According to the RFI, CMMI will approach new model design with several guiding principles:

  1. Choice and competition in the market – Promote competition based on quality, outcomes, and costs.
  1. Provider Choice and Incentives – Focus on voluntary models, with defined and reasonable control groups or comparison populations, to the extent possible, and reduce burdensome requirements and unnecessary regulations to allow physicians and other providers to focus on providing high-quality healthcare to their patients. Give beneficiaries and healthcare providers the tools and information they need to make decisions that work best for them.
  1. Patient-centered care – Empower beneficiaries, their families, and caregivers to take ownership of their health and ensure that they have the flexibility and information to make choices as they seek care across the care continuum.
  1. Benefit design and price transparency – Use data-driven insights to ensure cost-effective care that also leads to improvements in beneficiary outcomes.
  1. Transparent model design and evaluation – Draw on partnerships and collaborations with public stakeholders and harness ideas from a broad range of organizations and individuals across the country.
  1. Small Scale Testing – Test smaller scale models that may be scaled if they meet the requirements for expansion under 1115 A(c) of the Affordable Care Act (the Act). Focus on key payment interventions rather than on specific devices or equipment.

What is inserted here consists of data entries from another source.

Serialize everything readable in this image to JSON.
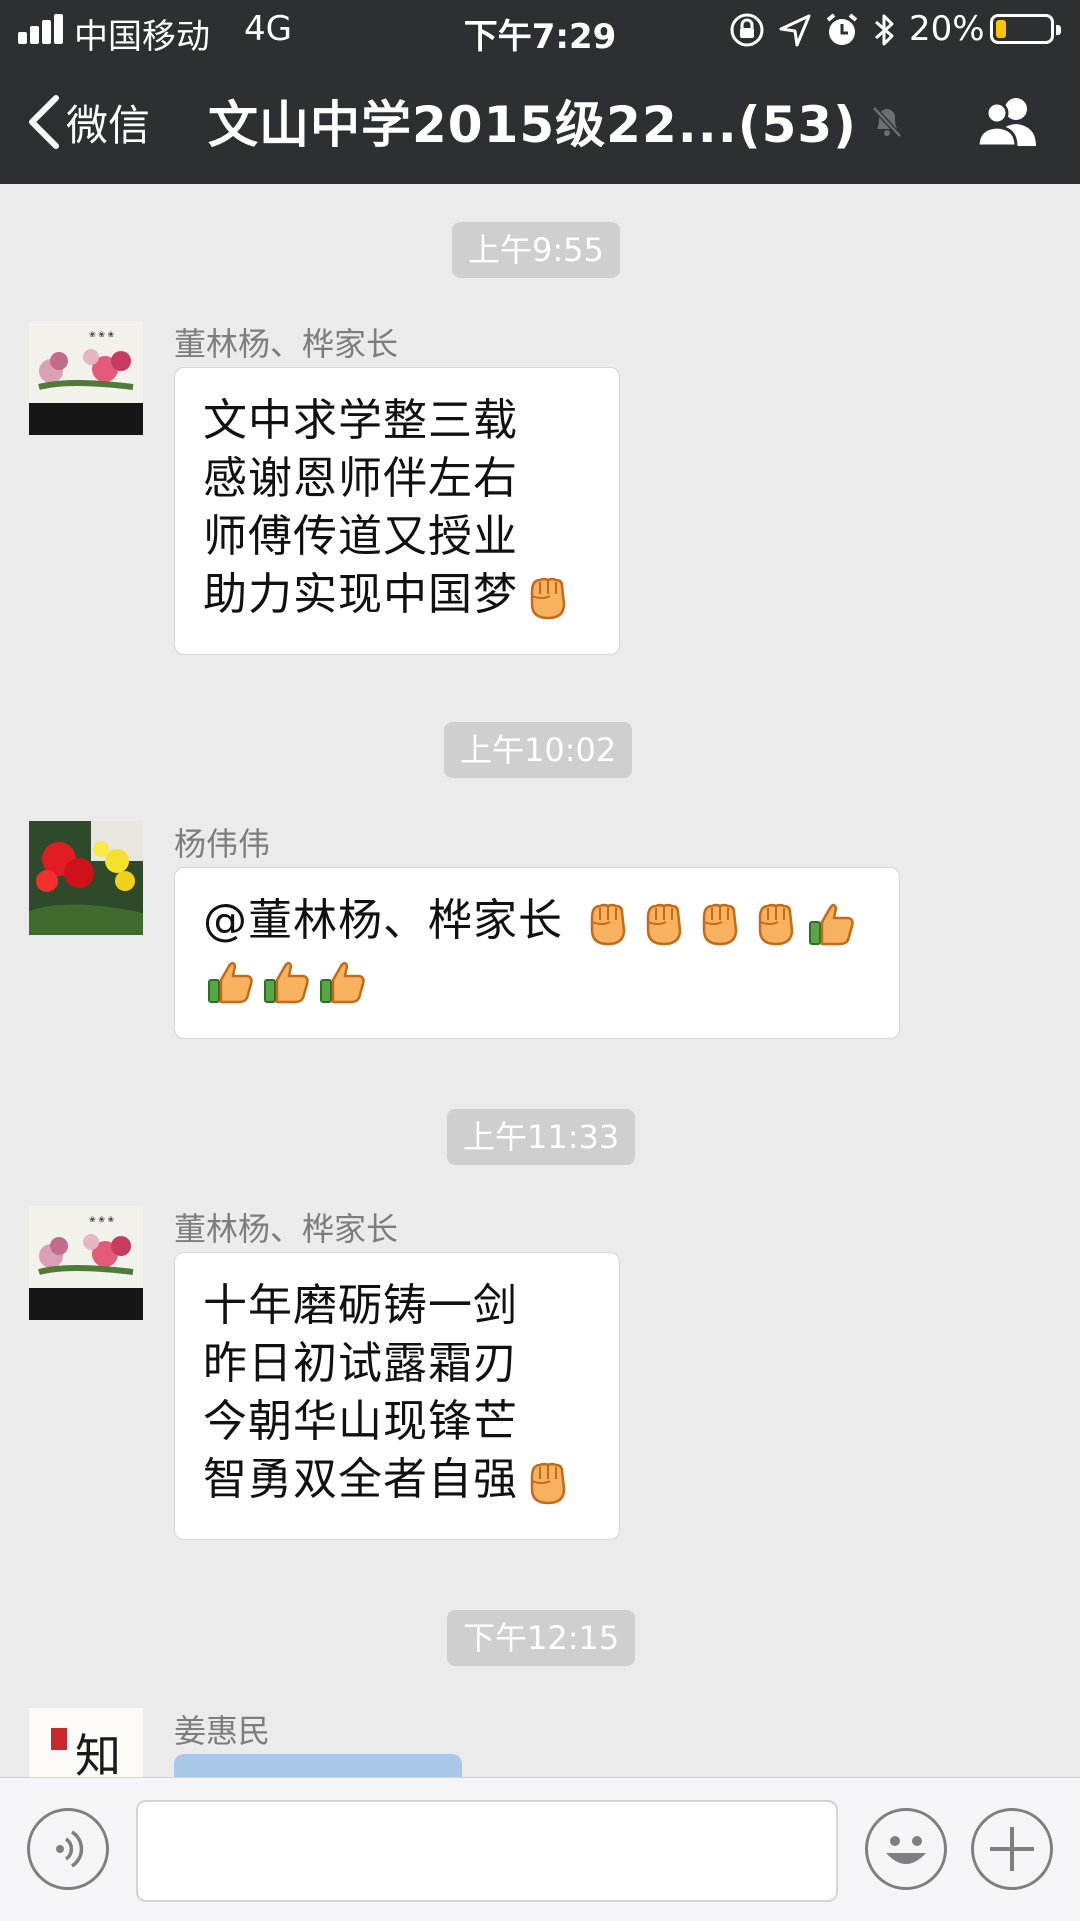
{
  "status_bar": {
    "carrier": "中国移动",
    "network": "4G",
    "time": "下午7:29",
    "battery_percent": "20%",
    "battery_level": 0.2,
    "icons": [
      "signal-icon",
      "orientation-lock-icon",
      "location-icon",
      "alarm-icon",
      "bluetooth-icon",
      "battery-icon"
    ]
  },
  "nav": {
    "back_label": "微信",
    "title": "文山中学2015级22...(53)",
    "icons": [
      "back-chevron-icon",
      "mute-bell-icon",
      "group-members-icon"
    ]
  },
  "messages": [
    {
      "time": "上午9:55",
      "sender": "董林杨、桦家长",
      "avatar": "peony-painting-avatar",
      "lines": [
        "文中求学整三载",
        "感谢恩师伴左右",
        "师傅传道又授业",
        "助力实现中国梦"
      ],
      "emoji": [
        "fist-emoji"
      ]
    },
    {
      "time": "上午10:02",
      "sender": "杨伟伟",
      "avatar": "flowers-avatar",
      "lines": [
        "@董林杨、桦家长 "
      ],
      "emoji": [
        "fist-emoji",
        "fist-emoji",
        "fist-emoji",
        "fist-emoji",
        "thumbs-up-emoji",
        "thumbs-up-emoji",
        "thumbs-up-emoji",
        "thumbs-up-emoji"
      ]
    },
    {
      "time": "上午11:33",
      "sender": "董林杨、桦家长",
      "avatar": "peony-painting-avatar",
      "lines": [
        "十年磨砺铸一剑",
        "昨日初试露霜刃",
        "今朝华山现锋芒",
        "智勇双全者自强"
      ],
      "emoji": [
        "fist-emoji"
      ]
    },
    {
      "time": "下午12:15",
      "sender": "姜惠民",
      "avatar": "calligraphy-avatar",
      "avatar_text": "知",
      "content": "link-card"
    }
  ],
  "input_bar": {
    "icons": [
      "voice-icon",
      "emoji-icon",
      "plus-icon"
    ],
    "text_value": ""
  },
  "colors": {
    "nav_bg": "#2e2f33",
    "chat_bg": "#ebebeb",
    "time_pill": "#cfcfcf",
    "battery_fill": "#f7c600"
  }
}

CMMI states that it is looking to test models in eight focus areas: (1) Increased participation in Advanced Alternative Payment Models (APMs); (2) Consumer-Directed Care & Market-Based Innovation Models; (3) Physician Specialty Models; (4) Prescription Drug Models; (5) Medicare Advantage (MA) Innovation Models; (6) State-Based and Local Innovation, including Medicaid-focused Models; (7) Mental and Behavioral Health Models; and (8) Program Integrity. However, the Innovation Center may also test models in other areas.

New Direction

In August, after delaying several mandatory bundled payment models, CMS ultimately proposed to scale back the Comprehensive Care for Joint Replacement (“CJR”) Model, a bundled payment program for hip and knee replacement implemented by the Obama Administration, and eliminate the Episode Payment Models and Cardiac Rehabilitation Incentive Payment Model scheduled to begin on January 1, 2018.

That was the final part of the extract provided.